Füllungstherapie

Durch Füllungen werden die „Löcher“ (Kavitäten) des Zahns, die z.B. durch Entfernen kariöser Läsionen entstanden sind, verschlossen. Dafür eignen sich plastische oder feste Materialien. Die plastischen Füllmaterialien (Composite, Kunststofffüllung, Zemente) lassen sich in weichem Zustand in den Zahn einbringen, formen und modellieren. Anschließend werden sie mit UV (ultraviolett) Licht ausgehärtet (Polymerisation). Feste Füllungskörper werden außerhalb des Mundes hergestellt, in unserer Praxis ausschließlich aus Keramik, und dann in den Zahn eingeklebt ( Einlagefüllungen, Inlays,Cerec-Verfahren). Unsere langjährige Erfahrung zeigt, dass Keramikfüllungen wesentlich haltbarer und verträglicher als Compositefüllungen sind.

Anamnese

Verträglichkeitstest

Füllung

Füllungsmaterialien

Inlays/Onlays

Polymerisation

Anamnese

Wir erstellen neben der Anamnese (Krankenvorgeschichte) einen genauen Zahnbefund der die erkrankten Stellen oder Defekte in den Zähnen dokumentiert. Auch bestehende Füllungen werden genauestens Untersucht. Dann wird ein Behandlungsplan erstellt.

Verträglichkeitstest

Bevor Füllungen gelegt werden machen wir immer einen energetischen Verträglichkeitstest mit dem Global Diagnostics- (GD) oder Preventest-Verfahren.
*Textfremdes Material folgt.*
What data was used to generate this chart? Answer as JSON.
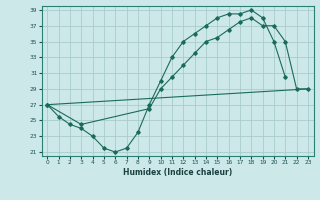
{
  "xlabel": "Humidex (Indice chaleur)",
  "bg_color": "#cde8e8",
  "grid_color": "#a8cccc",
  "line_color": "#1a6b5a",
  "xlim": [
    -0.5,
    23.5
  ],
  "ylim": [
    20.5,
    39.5
  ],
  "xticks": [
    0,
    1,
    2,
    3,
    4,
    5,
    6,
    7,
    8,
    9,
    10,
    11,
    12,
    13,
    14,
    15,
    16,
    17,
    18,
    19,
    20,
    21,
    22,
    23
  ],
  "yticks": [
    21,
    23,
    25,
    27,
    29,
    31,
    33,
    35,
    37,
    39
  ],
  "line1_x": [
    0,
    1,
    2,
    3,
    4,
    5,
    6,
    7,
    8,
    9,
    10,
    11,
    12,
    13,
    14,
    15,
    16,
    17,
    18,
    19,
    20,
    21
  ],
  "line1_y": [
    27,
    25.5,
    24.5,
    24,
    23,
    21.5,
    21,
    21.5,
    23.5,
    27,
    30,
    33,
    35,
    36,
    37,
    38,
    38.5,
    38.5,
    39,
    38,
    35,
    30.5
  ],
  "line2_x": [
    0,
    23
  ],
  "line2_y": [
    27,
    29
  ],
  "line3_x": [
    0,
    3,
    9,
    10,
    11,
    12,
    13,
    14,
    15,
    16,
    17,
    18,
    19,
    20,
    21,
    22,
    23
  ],
  "line3_y": [
    27,
    24.5,
    26.5,
    29,
    30.5,
    32,
    33.5,
    35,
    35.5,
    36.5,
    37.5,
    38,
    37,
    37,
    35,
    29,
    29
  ]
}
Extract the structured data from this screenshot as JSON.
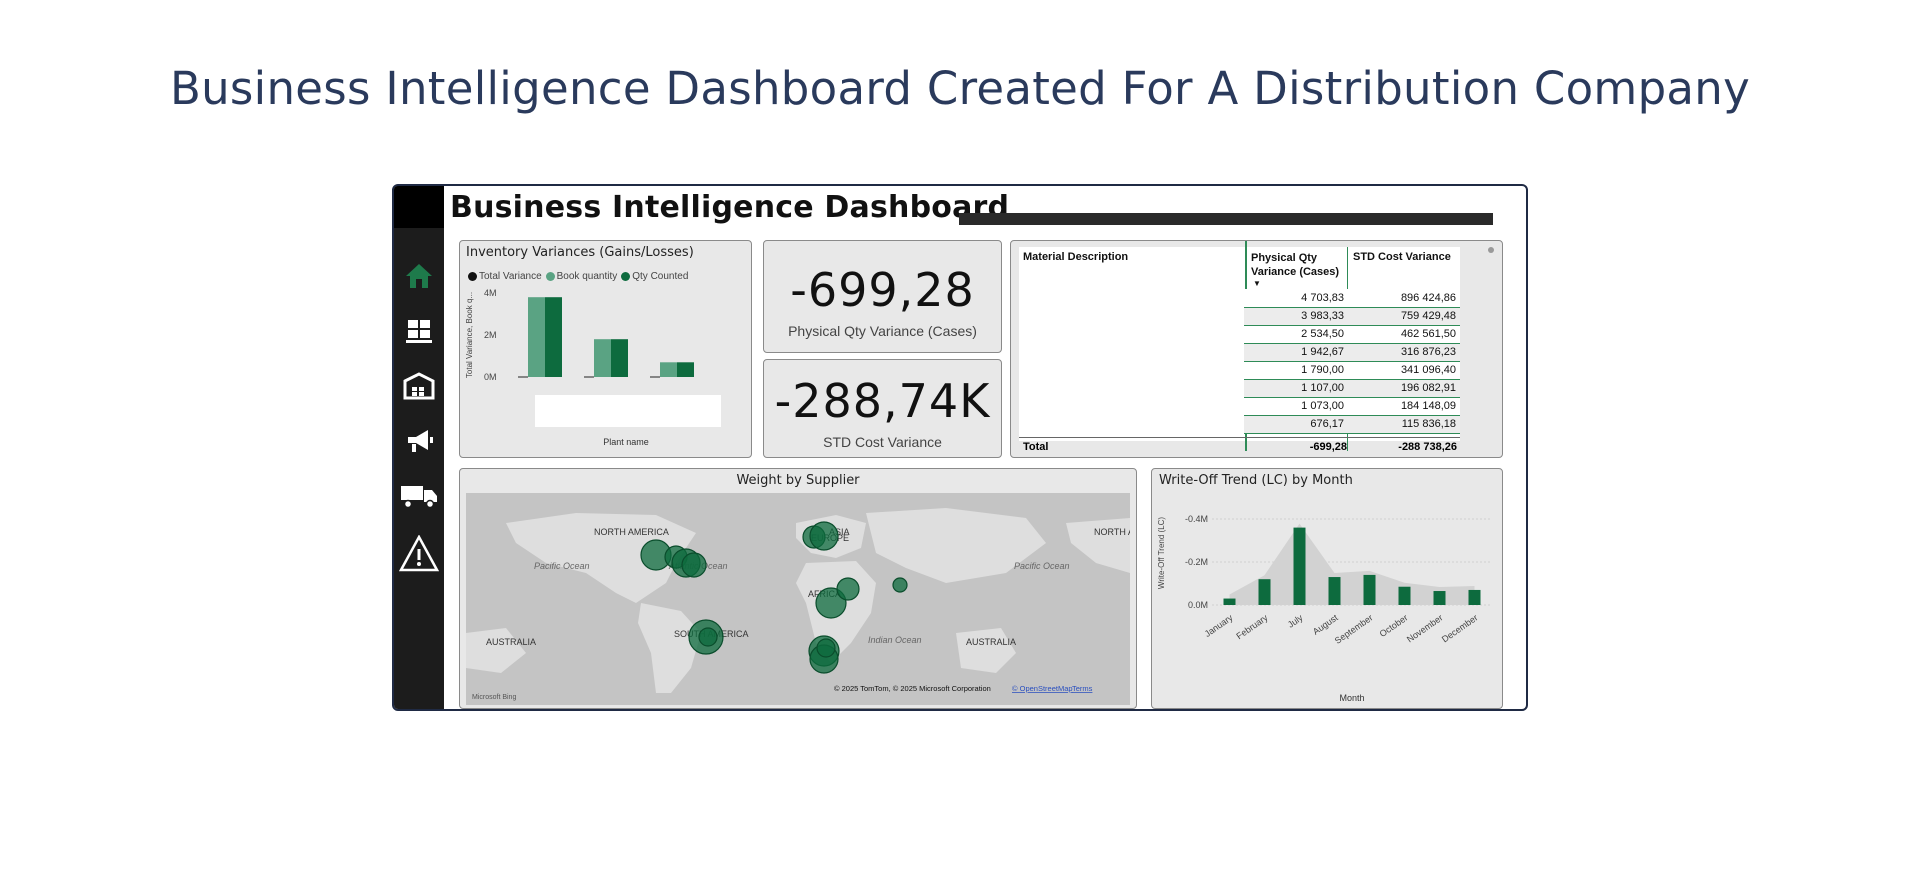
{
  "page_heading": "Business Intelligence Dashboard Created For A Distribution Company",
  "dashboard": {
    "title": "Business Intelligence Dashboard",
    "nav_icons": [
      "home-icon",
      "pallet-icon",
      "warehouse-icon",
      "megaphone-icon",
      "truck-icon",
      "warning-icon"
    ],
    "accent_color": "#1e7a4b"
  },
  "inventory_panel": {
    "title": "Inventory Variances (Gains/Losses)",
    "legend": [
      "Total Variance",
      "Book quantity",
      "Qty Counted"
    ],
    "legend_colors": [
      "#111111",
      "#5aa383",
      "#0d6b3e"
    ],
    "y_label": "Total Variance, Book q...",
    "x_label": "Plant name",
    "chart_data": {
      "type": "bar",
      "categories": [
        "",
        "",
        ""
      ],
      "ylim": [
        0,
        4000000
      ],
      "y_ticks": [
        "4M",
        "2M",
        "0M"
      ],
      "series": [
        {
          "name": "Total Variance",
          "values": [
            0,
            0,
            0
          ]
        },
        {
          "name": "Book quantity",
          "values": [
            3800000,
            1800000,
            700000
          ]
        },
        {
          "name": "Qty Counted",
          "values": [
            3800000,
            1800000,
            700000
          ]
        }
      ]
    }
  },
  "kpi_qty": {
    "value": "-699,28",
    "label": "Physical Qty Variance (Cases)"
  },
  "kpi_cost": {
    "value": "-288,74K",
    "label": "STD Cost Variance"
  },
  "variance_table": {
    "headers": [
      "Material Description",
      "Physical Qty Variance (Cases)",
      "STD Cost Variance"
    ],
    "rows": [
      [
        "4 703,83",
        "896 424,86"
      ],
      [
        "3 983,33",
        "759 429,48"
      ],
      [
        "2 534,50",
        "462 561,50"
      ],
      [
        "1 942,67",
        "316 876,23"
      ],
      [
        "1 790,00",
        "341 096,40"
      ],
      [
        "1 107,00",
        "196 082,91"
      ],
      [
        "1 073,00",
        "184 148,09"
      ],
      [
        "676,17",
        "115 836,18"
      ]
    ],
    "total_label": "Total",
    "total_qty": "-699,28",
    "total_cost": "-288 738,26"
  },
  "map_panel": {
    "title": "Weight by Supplier",
    "labels": [
      "NORTH AMERICA",
      "ASIA",
      "NORTH A",
      "Pacific Ocean",
      "Atlantic Ocean",
      "Pacific Ocean",
      "AFRICA",
      "AUSTRALIA",
      "SOUTH AMERICA",
      "Indian Ocean",
      "AUSTRALIA",
      "EUROPE"
    ],
    "attribution": "© 2025 TomTom, © 2025 Microsoft Corporation",
    "osm_link": "© OpenStreetMap",
    "terms_link": "Terms",
    "logo": "Microsoft Bing"
  },
  "writeoff_panel": {
    "title": "Write-Off Trend (LC) by Month",
    "y_label": "Write-Off Trend (LC)",
    "x_label": "Month",
    "chart_data": {
      "type": "bar",
      "categories": [
        "January",
        "February",
        "July",
        "August",
        "September",
        "October",
        "November",
        "December"
      ],
      "values": [
        30000,
        120000,
        360000,
        130000,
        140000,
        85000,
        65000,
        70000
      ],
      "y_ticks": [
        "-0.4M",
        "-0.2M",
        "0.0M"
      ],
      "ylim": [
        0,
        400000
      ]
    }
  }
}
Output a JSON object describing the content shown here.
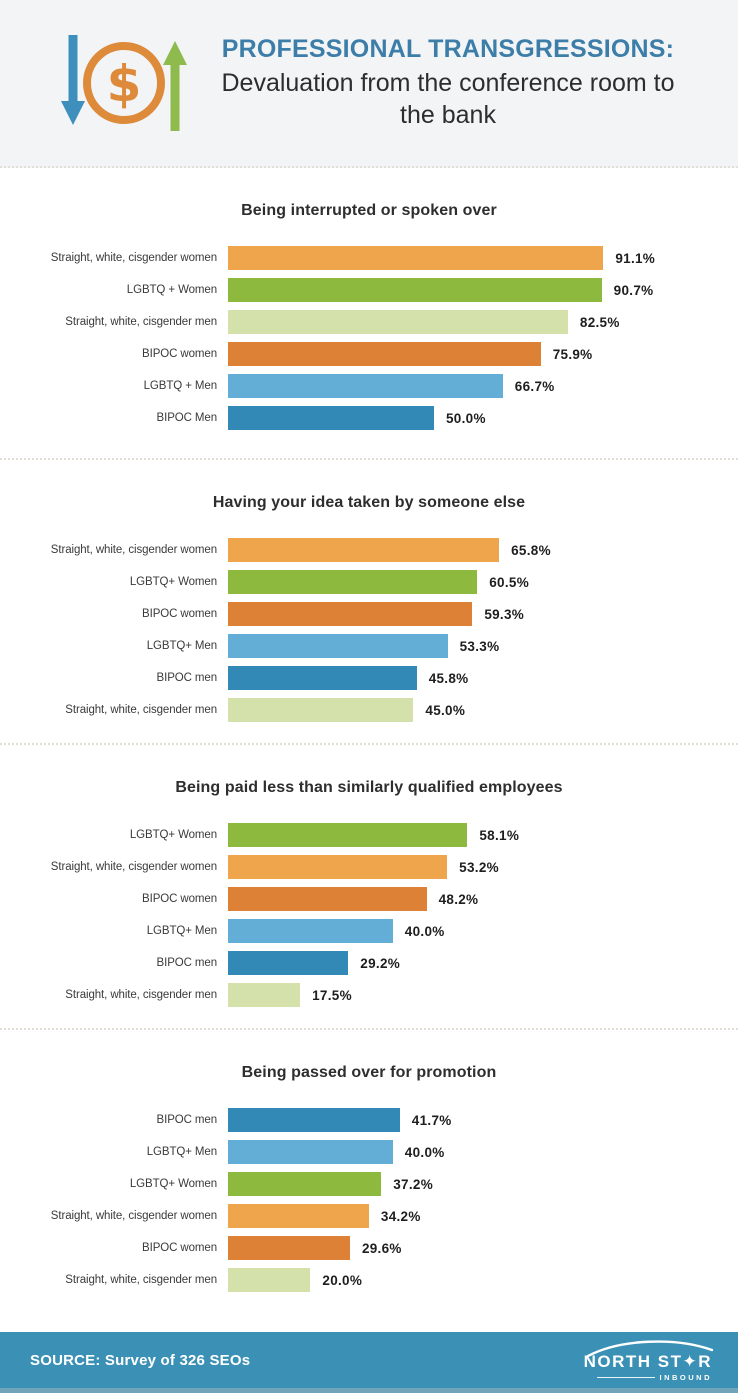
{
  "header": {
    "title": "PROFESSIONAL TRANSGRESSIONS:",
    "subtitle": "Devaluation from the conference room to the bank"
  },
  "colors": {
    "header_bg": "#f3f4f6",
    "title_blue": "#3d7ea9",
    "footer_bg": "#3b90b6",
    "orange": "#efa54b",
    "green": "#8db93f",
    "light_green": "#d5e1ab",
    "dark_orange": "#dc8136",
    "light_blue": "#63aed6",
    "dark_blue": "#3389b5",
    "icon_blue": "#3e8fbb",
    "icon_orange": "#dd8a3a",
    "icon_green": "#8fba4d"
  },
  "chart_data": [
    {
      "type": "bar",
      "orientation": "horizontal",
      "title": "Being interrupted or spoken over",
      "categories": [
        "Straight, white, cisgender women",
        "LGBTQ + Women",
        "Straight, white, cisgender men",
        "BIPOC women",
        "LGBTQ + Men",
        "BIPOC Men"
      ],
      "values": [
        91.1,
        90.7,
        82.5,
        75.9,
        66.7,
        50.0
      ],
      "value_labels": [
        "91.1%",
        "90.7%",
        "82.5%",
        "75.9%",
        "66.7%",
        "50.0%"
      ],
      "bar_colors": [
        "#efa54b",
        "#8db93f",
        "#d5e1ab",
        "#dc8136",
        "#63aed6",
        "#3389b5"
      ],
      "xlim": [
        0,
        100
      ],
      "grid": false,
      "legend": false
    },
    {
      "type": "bar",
      "orientation": "horizontal",
      "title": "Having your idea taken by someone else",
      "categories": [
        "Straight, white, cisgender women",
        "LGBTQ+ Women",
        "BIPOC women",
        "LGBTQ+ Men",
        "BIPOC men",
        "Straight, white, cisgender men"
      ],
      "values": [
        65.8,
        60.5,
        59.3,
        53.3,
        45.8,
        45.0
      ],
      "value_labels": [
        "65.8%",
        "60.5%",
        "59.3%",
        "53.3%",
        "45.8%",
        "45.0%"
      ],
      "bar_colors": [
        "#efa54b",
        "#8db93f",
        "#dc8136",
        "#63aed6",
        "#3389b5",
        "#d5e1ab"
      ],
      "xlim": [
        0,
        100
      ],
      "grid": false,
      "legend": false
    },
    {
      "type": "bar",
      "orientation": "horizontal",
      "title": "Being paid less than similarly qualified employees",
      "categories": [
        "LGBTQ+ Women",
        "Straight, white, cisgender women",
        "BIPOC women",
        "LGBTQ+ Men",
        "BIPOC men",
        "Straight, white, cisgender men"
      ],
      "values": [
        58.1,
        53.2,
        48.2,
        40.0,
        29.2,
        17.5
      ],
      "value_labels": [
        "58.1%",
        "53.2%",
        "48.2%",
        "40.0%",
        "29.2%",
        "17.5%"
      ],
      "bar_colors": [
        "#8db93f",
        "#efa54b",
        "#dc8136",
        "#63aed6",
        "#3389b5",
        "#d5e1ab"
      ],
      "xlim": [
        0,
        100
      ],
      "grid": false,
      "legend": false
    },
    {
      "type": "bar",
      "orientation": "horizontal",
      "title": "Being passed over for promotion",
      "categories": [
        "BIPOC men",
        "LGBTQ+ Men",
        "LGBTQ+ Women",
        "Straight, white, cisgender women",
        "BIPOC women",
        "Straight, white, cisgender men"
      ],
      "values": [
        41.7,
        40.0,
        37.2,
        34.2,
        29.6,
        20.0
      ],
      "value_labels": [
        "41.7%",
        "40.0%",
        "37.2%",
        "34.2%",
        "29.6%",
        "20.0%"
      ],
      "bar_colors": [
        "#3389b5",
        "#63aed6",
        "#8db93f",
        "#efa54b",
        "#dc8136",
        "#d5e1ab"
      ],
      "xlim": [
        0,
        100
      ],
      "grid": false,
      "legend": false
    }
  ],
  "footer": {
    "source": "SOURCE: Survey of 326 SEOs",
    "logo_text": "NORTH ST✦R",
    "logo_sub": "INBOUND"
  }
}
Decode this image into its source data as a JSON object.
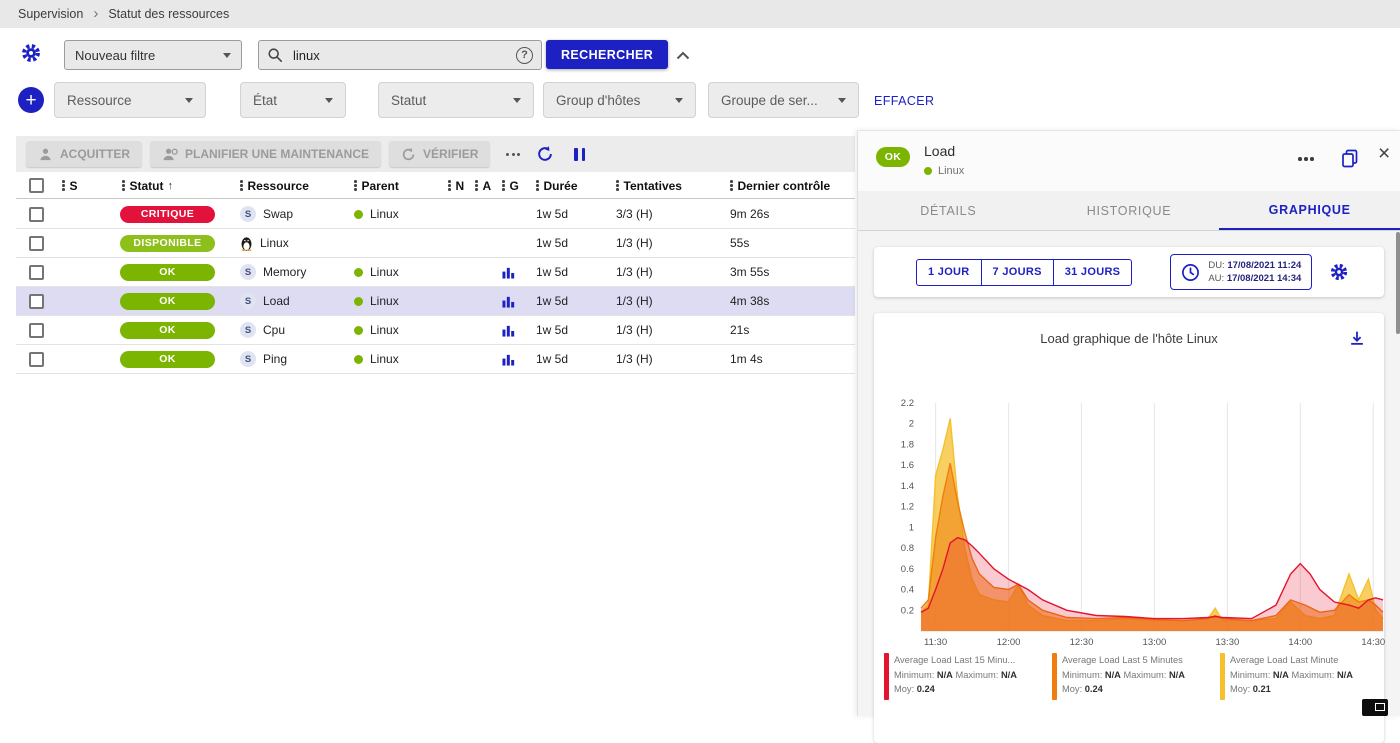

Wenn bei Ihnen aber Allergien bestehen (z.B Heuschnupfen) oder Sie bestimmte Grunderkrankungen (z.B. Rheuma) haben, veranlassen wir labormedizinische Untersuchungen, die genau angeben, ob Ihr Immunsystem die zu verwendenden Materialien toleriert.

Füllung

Nach dem Abtragen (Präparation) der kranken Zahnsubstanz wird das Zahnloch (Kavität) konditioniert. Imprägnierer oder Conditionierer dichten die Dentinkanälchen ab, so dass die Zahnpulpa (der Nerv) geschützt wird. Dann wird unter relativer Trockenlegung (mit Watterollen) oder absoluter Trockenlegung (mit Kofferdam) die Füllung gelegt.


Füllungsmaterialien

Für plastische Füllungen verwenden wir in unserer Praxis hochwertige Composites die mit einem hohen Anteil an keramischen Partikeln angereichert sind. Diese Materialien eignen sich in erster Linie gut für Fronzahnversorgungen (ästhetische Zahnheilkunde) und Defekten an den Zahnhälsen (siehe Zahn, Anatomie). Wie haltbar und dauerhaft die Versorgung ist, hängt entscheidend von der Größe des zu füllenden Defektes und von der Lokalisation ab.

Inlays/Onlays

Wenn eine bestimmte Größe der zu ersetzenden Zahnsubstanz überschritten oder eine hohe Stabilität erforderlich ist, müssen Einlagefüllungen (Inlays) oder Teilkronen (Onlays) angefertigt werden. Diese stellen wir mit dem Cerec-Verfahren her. Auch vor dem Einsetzen von Keramikinlays ist es sehr wichtig Verträglichkeitstests zu machen, da aufgrund der verschiedenen Bestandteile in den Klebern Hypersensibilitäten bestehen können.

Polymerisation

Es ist absolut notwendig, dass sowohl die plastischen Füllungsmaterialien als auch die Kleber bei den festen Füllungskörpern während der Verarbeitung sorgfältig mit leistungsstarken UV-Lampen genügend lange gehärtet werden (Polymerisation). Es kann vorkommen, dass ältere Compositefüllungen nachgehärtet werden müssen, wenn bei der Erstverarbeitung keine hundertprozentige Polymerisation erreicht wurde, da es nicht auszuschließen ist, dass nicht ausgehärtete Anteile Unverträglichkeitsreaktionen im Körper hervorrufen.